Flash Fiction:The box

April 8th, 2014
Art

Small and wooden the box rested in the boy’s hands. His hands just big enough to touch corner to corner, finger to thumb and end to end. Chipped and painted wood once bright showed evidence of many coats and the boy held onto it for dear life, through all his quiet tears.   Strange people had wanted the box, tall men in biohazard suits.  They towered over him and he couldn’t see their faces.  And voices coming out through the speaker at the front of their suits, far away and remote muffled and clipped.

The boy held the box to his chest watching as the monsters moved around the oxygen plant.  He hid behind big green vats a mixture of genetically modified algae and Bactria bred especially to produce oxygen by processing reclaimed co2.  Plants like this one where everywhere.
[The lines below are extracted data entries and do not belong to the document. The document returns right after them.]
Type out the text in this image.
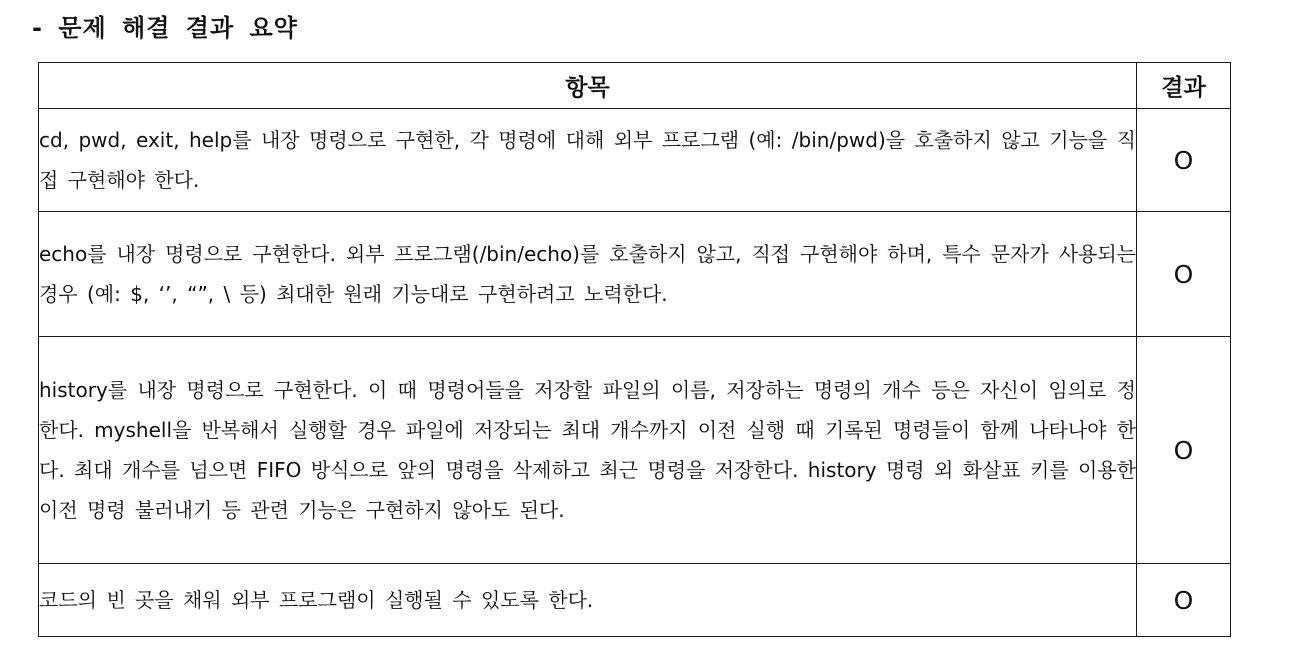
- 문제 해결 결과 요약
항목	결과
cd, pwd, exit, help를 내장 명령으로 구현한, 각 명령에 대해 외부 프로그램 (예: /bin/pwd)을 호출하지 않고 기능을 직접 구현해야 한다.	O
echo를 내장 명령으로 구현한다. 외부 프로그램(/bin/echo)를 호출하지 않고, 직접 구현해야 하며, 특수 문자가 사용되는 경우 (예: $, ‘’, “”, \ 등) 최대한 원래 기능대로 구현하려고 노력한다.	O
history를 내장 명령으로 구현한다. 이 때 명령어들을 저장할 파일의 이름, 저장하는 명령의 개수 등은 자신이 임의로 정한다. myshell을 반복해서 실행할 경우 파일에 저장되는 최대 개수까지 이전 실행 때 기록된 명령들이 함께 나타나야 한다. 최대 개수를 넘으면 FIFO 방식으로 앞의 명령을 삭제하고 최근 명령을 저장한다. history 명령 외 화살표 키를 이용한 이전 명령 불러내기 등 관련 기능은 구현하지 않아도 된다.	O
코드의 빈 곳을 채워 외부 프로그램이 실행될 수 있도록 한다.	O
The boy walked outside. Away from it all.  He was bred to take care of these plants.  Though he knew it he didn’t fully understand the fact.

It was his fathers box. It was his father who told him about the world before the dust.  Mythical things like trees and plants. Wild animals not confined to gm labs.  His father told him the box used to have a handle and would play a song if you turned it.  There was a hole in one side.  And a seam up the top but the boy couldn’t open it.  His father had said the box contained the last flower.  Though the boy couldn’t see why a flower would want to live in the dark.  It rattled when he shook it.  The last flower on the continent, and maybe the world and it was his. All his.  If he could keep it away from the tall men in their rubber suits.